La Escritura nos presenta una verdad más profunda al mostrarnos a Jesús, quien “por el gozo puesto delante de él” soportó la cruz. En Él vemos que el dolor no siempre es el final de la historia, sino, muchas veces, el camino hacia algo mayor. El secreto no está en la ausencia de dificultades, sino en hacia dónde está puesta la mirada.
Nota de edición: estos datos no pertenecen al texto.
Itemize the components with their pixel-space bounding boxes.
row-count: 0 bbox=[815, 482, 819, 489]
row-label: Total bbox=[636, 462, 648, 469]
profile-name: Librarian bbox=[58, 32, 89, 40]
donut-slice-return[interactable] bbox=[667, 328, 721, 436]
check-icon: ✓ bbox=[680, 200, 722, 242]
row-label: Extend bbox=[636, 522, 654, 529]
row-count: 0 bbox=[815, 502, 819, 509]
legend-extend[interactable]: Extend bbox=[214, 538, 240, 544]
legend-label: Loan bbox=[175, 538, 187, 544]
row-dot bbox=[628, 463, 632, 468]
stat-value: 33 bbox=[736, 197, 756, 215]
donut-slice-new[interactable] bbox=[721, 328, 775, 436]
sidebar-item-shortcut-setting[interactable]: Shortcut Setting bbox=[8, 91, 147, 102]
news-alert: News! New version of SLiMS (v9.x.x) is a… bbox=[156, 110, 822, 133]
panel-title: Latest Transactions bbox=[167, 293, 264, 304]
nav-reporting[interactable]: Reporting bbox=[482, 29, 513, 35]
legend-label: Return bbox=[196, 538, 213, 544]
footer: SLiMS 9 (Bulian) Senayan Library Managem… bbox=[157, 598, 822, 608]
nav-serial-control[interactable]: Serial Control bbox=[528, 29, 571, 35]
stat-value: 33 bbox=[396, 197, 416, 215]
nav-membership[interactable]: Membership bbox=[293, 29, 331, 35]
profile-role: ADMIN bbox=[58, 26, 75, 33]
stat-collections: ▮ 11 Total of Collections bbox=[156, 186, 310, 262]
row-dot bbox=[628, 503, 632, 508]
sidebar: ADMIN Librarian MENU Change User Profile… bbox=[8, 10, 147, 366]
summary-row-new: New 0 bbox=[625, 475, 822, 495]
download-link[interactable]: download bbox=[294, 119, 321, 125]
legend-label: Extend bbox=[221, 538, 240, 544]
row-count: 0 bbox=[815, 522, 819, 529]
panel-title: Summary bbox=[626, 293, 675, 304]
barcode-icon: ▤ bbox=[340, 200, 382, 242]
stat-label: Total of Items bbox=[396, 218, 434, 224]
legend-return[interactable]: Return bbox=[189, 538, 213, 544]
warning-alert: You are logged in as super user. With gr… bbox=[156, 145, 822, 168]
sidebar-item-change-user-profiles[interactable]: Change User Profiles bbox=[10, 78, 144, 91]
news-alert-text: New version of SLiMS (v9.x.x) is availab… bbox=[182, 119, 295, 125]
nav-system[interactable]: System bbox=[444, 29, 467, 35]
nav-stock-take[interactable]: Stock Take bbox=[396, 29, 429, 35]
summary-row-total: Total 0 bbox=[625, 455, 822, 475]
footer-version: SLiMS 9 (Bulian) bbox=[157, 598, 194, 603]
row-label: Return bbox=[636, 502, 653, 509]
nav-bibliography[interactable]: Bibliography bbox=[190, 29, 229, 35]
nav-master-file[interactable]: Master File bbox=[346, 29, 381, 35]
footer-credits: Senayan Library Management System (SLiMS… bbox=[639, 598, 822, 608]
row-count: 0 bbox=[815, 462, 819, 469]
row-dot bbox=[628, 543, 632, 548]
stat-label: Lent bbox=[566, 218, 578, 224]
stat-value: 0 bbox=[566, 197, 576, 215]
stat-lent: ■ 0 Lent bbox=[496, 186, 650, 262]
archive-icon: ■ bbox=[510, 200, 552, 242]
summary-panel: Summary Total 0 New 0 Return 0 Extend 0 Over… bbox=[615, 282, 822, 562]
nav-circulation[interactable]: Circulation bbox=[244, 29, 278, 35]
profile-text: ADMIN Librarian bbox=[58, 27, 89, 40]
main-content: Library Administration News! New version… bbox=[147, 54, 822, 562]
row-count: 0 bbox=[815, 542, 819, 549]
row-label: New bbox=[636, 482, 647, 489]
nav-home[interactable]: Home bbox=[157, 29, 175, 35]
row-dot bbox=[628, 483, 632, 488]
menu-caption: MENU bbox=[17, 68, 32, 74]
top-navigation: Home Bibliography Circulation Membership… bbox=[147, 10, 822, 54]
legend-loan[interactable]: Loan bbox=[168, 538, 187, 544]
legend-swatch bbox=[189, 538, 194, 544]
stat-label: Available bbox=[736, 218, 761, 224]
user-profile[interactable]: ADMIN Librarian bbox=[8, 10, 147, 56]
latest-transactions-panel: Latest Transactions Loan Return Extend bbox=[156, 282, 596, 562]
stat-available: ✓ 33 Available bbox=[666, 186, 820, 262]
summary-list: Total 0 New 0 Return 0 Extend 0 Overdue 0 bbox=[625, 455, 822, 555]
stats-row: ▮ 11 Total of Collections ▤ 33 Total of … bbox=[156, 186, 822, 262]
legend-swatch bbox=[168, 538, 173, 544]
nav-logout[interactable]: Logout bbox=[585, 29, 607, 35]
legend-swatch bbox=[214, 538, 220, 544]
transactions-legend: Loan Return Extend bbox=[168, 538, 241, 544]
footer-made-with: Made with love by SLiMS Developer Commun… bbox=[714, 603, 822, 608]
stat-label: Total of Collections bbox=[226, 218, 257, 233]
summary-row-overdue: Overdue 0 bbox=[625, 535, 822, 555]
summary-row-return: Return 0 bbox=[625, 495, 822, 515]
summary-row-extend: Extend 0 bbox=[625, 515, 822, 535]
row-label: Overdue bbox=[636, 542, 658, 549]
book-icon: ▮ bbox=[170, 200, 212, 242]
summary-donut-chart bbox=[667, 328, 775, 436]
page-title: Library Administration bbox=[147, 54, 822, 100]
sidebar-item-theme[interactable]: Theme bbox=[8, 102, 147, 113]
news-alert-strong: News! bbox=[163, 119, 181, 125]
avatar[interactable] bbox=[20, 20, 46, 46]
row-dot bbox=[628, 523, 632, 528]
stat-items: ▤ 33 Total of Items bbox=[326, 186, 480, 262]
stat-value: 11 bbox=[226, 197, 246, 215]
Jesús mismo soportó la cruz sin evitarla, porque tenía algo más grande delante: el gozo de lo que vendría después. El sufrimiento no fue un obstáculo en su camino, fue parte de él. Y ese mismo principio transforma la manera en que entendemos el “plan maravilloso”. No es una promesa de comodidad, sino de propósito.
Esa es la invitación para nosotros: vivir con los ojos fijos en Cristo, no en las circunstancias. Cuando servimos, cuando perdonamos, cuando persistimos en medio de la dificultad, estamos caminando en ese propósito. Tal vez nadie lo note, tal vez cueste más de lo esperado. Pero hay un gozo que nace precisamente ahí, en la obediencia fiel, el mismo que sostuvo a Jesús y que Él quiere darnos a nosotros.
Señor Jesús, el miedo de sufrir o ser rechazados puede impedirnos servir. Perdona nuestros miedos, y ayúdanos a ver la alegría de servir. Amén.